One often overlooked aspect of privacy culture is recognising the privacy needs of employees and contractors. COVID-19 has highlighted the need for respecting employees’ privacy, especially around health information.
Privacy by Design and privacy engineering
Privacy by Design and privacy engineering are roadmaps that:
- help agencies make sure they consider and embed privacy elements when starting or updating a project, process or service
- encourage agencies to ensure business units, information management, ICT and other teams work together to incorporate privacy from the beginning.
PMAF 2021 encourages agencies to use Privacy by Design and privacy engineering to ensure they think about what information they need and how they may use it.
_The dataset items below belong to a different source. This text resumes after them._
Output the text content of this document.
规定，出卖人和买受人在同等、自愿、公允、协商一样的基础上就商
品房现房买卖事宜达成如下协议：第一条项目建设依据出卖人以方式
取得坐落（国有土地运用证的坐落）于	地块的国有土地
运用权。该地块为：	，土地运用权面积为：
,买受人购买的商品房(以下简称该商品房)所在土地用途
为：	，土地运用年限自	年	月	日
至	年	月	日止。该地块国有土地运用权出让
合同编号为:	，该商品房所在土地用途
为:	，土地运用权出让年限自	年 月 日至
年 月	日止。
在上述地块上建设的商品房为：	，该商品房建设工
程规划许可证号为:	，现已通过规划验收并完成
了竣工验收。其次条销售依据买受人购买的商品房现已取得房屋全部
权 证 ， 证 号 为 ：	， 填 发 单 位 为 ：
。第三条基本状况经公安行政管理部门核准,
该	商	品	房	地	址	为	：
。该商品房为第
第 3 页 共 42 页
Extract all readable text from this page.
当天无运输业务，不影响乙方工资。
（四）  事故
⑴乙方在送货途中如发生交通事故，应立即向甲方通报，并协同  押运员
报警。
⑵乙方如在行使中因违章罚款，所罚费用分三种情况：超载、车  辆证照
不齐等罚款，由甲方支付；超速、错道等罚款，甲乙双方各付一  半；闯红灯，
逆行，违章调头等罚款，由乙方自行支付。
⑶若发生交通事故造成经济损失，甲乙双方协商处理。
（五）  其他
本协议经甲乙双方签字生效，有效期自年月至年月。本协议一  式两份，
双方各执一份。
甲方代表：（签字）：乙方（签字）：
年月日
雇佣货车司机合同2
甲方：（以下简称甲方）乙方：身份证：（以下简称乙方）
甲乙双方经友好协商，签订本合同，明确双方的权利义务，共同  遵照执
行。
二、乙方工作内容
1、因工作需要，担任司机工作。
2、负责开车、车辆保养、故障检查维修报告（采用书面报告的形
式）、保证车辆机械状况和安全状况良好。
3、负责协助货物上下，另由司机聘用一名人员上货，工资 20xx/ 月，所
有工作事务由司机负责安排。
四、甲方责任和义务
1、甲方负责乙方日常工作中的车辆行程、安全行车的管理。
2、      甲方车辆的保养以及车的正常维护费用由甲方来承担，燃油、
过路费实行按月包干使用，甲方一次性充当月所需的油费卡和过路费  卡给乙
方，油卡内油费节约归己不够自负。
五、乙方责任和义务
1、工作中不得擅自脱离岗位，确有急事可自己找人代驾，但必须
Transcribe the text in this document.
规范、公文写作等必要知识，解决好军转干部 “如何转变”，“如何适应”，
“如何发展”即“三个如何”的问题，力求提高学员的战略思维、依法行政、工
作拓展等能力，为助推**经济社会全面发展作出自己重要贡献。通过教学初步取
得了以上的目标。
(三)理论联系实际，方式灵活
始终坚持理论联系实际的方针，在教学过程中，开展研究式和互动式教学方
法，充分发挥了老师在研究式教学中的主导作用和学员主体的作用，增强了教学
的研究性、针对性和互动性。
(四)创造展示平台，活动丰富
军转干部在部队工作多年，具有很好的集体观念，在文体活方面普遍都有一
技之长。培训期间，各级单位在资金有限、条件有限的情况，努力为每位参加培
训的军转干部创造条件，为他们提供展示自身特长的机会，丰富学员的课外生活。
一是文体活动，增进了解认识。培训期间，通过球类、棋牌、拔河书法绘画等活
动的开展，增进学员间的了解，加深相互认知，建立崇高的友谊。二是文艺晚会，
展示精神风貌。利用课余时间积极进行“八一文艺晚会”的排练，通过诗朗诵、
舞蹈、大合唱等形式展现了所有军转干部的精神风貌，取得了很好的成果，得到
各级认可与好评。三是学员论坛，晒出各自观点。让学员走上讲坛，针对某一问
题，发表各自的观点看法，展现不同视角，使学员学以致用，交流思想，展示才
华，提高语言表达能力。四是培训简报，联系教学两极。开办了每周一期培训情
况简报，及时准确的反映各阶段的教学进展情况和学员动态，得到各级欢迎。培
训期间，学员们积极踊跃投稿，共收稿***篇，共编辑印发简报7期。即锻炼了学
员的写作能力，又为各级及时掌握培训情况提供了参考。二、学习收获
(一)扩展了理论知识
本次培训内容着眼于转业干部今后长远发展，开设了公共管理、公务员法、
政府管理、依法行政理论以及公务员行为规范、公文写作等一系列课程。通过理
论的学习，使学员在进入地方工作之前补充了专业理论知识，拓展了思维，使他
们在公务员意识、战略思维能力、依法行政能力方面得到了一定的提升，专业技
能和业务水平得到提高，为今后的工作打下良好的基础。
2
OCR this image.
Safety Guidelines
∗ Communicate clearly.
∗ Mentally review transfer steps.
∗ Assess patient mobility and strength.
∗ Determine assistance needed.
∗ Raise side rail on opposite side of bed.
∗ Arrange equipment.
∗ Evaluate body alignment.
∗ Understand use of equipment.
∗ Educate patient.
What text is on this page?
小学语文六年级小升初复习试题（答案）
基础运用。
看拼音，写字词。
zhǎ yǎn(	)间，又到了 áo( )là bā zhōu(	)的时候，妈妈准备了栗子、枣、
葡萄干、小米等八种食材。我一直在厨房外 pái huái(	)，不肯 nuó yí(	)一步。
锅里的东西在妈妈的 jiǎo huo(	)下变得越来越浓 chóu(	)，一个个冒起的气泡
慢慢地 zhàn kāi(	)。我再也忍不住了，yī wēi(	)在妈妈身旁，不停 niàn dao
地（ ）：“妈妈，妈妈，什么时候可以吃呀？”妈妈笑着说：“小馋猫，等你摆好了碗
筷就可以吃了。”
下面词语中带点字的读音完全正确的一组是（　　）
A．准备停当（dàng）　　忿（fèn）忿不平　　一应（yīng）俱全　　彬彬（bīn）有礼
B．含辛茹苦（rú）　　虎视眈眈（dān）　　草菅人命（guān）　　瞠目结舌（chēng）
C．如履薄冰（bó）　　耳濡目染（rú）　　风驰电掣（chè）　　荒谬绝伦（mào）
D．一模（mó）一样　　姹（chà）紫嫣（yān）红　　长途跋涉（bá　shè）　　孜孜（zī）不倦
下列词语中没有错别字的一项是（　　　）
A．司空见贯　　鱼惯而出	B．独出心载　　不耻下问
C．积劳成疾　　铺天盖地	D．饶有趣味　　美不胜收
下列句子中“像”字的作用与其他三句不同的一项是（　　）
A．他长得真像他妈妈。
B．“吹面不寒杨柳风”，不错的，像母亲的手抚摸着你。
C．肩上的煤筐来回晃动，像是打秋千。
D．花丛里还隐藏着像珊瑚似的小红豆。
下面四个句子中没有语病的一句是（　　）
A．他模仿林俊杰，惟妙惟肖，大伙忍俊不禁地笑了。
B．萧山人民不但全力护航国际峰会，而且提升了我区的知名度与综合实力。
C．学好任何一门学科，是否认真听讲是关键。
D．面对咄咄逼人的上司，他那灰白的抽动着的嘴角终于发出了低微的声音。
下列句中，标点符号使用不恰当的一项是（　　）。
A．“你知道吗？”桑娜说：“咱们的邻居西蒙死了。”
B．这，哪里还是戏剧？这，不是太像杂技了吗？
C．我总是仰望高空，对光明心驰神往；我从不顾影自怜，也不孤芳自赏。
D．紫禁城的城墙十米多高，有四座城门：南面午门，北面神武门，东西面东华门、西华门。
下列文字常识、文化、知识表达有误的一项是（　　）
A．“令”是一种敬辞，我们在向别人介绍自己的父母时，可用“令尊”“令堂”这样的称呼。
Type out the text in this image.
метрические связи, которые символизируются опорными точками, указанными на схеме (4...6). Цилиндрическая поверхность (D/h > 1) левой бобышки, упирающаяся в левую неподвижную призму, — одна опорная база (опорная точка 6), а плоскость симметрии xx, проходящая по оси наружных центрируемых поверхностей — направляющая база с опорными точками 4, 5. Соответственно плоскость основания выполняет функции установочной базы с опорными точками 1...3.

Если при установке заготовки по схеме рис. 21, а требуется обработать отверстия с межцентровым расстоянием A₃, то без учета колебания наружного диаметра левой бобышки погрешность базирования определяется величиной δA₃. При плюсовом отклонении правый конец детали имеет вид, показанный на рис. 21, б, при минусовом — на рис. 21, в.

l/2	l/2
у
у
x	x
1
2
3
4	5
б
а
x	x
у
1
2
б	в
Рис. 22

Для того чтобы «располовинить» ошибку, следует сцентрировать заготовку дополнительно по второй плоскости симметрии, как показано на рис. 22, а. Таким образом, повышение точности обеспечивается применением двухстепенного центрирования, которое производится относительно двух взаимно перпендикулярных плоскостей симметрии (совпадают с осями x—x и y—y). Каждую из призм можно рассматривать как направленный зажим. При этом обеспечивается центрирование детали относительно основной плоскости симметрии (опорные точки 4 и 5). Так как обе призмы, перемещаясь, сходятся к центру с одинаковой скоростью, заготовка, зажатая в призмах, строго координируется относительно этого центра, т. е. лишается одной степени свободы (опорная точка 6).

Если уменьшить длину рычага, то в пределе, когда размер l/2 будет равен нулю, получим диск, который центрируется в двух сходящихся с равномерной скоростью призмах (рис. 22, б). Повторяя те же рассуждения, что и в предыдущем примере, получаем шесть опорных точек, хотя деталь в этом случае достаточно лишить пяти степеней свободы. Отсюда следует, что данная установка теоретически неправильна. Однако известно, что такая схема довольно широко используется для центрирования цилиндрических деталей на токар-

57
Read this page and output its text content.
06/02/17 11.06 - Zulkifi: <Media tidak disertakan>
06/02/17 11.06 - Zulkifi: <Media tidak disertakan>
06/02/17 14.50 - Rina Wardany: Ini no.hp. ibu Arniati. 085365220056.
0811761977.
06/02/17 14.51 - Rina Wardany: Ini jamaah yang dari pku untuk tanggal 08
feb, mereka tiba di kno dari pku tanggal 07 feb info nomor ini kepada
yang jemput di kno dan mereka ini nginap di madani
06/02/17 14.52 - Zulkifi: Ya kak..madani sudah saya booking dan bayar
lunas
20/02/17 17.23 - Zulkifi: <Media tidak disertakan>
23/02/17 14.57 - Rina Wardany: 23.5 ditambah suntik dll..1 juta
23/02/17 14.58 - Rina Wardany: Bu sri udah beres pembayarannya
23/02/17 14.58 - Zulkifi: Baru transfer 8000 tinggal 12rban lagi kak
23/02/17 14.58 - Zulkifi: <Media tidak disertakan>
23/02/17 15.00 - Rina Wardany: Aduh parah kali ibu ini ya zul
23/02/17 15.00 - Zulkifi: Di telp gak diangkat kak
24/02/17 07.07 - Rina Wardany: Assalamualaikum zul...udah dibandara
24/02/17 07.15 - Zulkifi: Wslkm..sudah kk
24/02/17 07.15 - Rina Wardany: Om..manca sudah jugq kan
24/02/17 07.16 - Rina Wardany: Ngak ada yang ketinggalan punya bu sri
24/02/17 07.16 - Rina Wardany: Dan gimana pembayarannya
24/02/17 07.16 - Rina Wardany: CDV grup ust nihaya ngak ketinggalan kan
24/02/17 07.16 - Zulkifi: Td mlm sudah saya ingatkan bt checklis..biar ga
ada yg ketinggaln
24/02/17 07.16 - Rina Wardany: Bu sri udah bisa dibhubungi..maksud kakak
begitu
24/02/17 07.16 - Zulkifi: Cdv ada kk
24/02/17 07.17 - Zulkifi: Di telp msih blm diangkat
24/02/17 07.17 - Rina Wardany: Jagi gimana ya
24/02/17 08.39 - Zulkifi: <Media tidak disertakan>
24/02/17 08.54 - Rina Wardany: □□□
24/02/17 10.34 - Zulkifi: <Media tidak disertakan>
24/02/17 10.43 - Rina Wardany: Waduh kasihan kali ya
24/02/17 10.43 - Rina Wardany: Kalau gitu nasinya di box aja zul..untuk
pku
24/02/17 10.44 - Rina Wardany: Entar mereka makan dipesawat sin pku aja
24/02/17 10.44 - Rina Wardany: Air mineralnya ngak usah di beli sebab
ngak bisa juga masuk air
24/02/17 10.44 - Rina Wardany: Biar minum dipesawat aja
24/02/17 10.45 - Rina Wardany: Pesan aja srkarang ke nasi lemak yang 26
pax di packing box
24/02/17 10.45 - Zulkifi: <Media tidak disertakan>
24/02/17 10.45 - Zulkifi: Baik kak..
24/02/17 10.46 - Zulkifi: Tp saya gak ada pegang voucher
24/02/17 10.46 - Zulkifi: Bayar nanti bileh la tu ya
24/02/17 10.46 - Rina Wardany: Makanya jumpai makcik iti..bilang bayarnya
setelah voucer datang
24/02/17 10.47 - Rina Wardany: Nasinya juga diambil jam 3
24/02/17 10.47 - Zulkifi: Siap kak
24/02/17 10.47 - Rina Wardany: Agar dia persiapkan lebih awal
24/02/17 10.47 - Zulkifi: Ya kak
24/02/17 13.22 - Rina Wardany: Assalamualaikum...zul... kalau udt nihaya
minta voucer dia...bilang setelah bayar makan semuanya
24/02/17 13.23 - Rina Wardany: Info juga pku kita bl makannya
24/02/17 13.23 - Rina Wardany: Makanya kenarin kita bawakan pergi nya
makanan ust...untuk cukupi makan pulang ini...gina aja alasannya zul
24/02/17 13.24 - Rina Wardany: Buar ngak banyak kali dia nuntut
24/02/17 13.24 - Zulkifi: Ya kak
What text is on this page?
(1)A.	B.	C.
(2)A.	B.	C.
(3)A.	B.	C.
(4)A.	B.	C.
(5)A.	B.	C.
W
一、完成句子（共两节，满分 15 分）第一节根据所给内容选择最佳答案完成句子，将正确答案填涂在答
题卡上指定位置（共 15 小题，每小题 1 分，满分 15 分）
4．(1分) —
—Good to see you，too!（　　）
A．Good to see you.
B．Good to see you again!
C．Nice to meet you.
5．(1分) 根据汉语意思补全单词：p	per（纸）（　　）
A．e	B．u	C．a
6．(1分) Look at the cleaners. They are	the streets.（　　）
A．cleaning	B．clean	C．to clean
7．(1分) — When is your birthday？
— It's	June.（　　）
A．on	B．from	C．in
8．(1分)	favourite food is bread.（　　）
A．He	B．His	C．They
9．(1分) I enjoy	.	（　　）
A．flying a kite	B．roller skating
DPUP’s good practical advice works with these tools to help agencies consider what they’re doing from a privacy and ethical standpoint.
Privacy by Design
Privacy by Design seeks to raise the bar for privacy by promoting enhanced accountability and user trust. These foundational principles serve as an overarching framework for inserting privacy and data protection early, effectively and credibly into information technologies, organisational processes, networked architectures and entire systems of governance and oversight.
If Privacy by Design provides the ‘what’ to do, then privacy engineering provides the ‘how’ to do it. Privacy engineering is the discipline of understanding how to include privacy as a non-functional requirement in systems engineering. What this means is that privacy becomes an integral part of how the system works.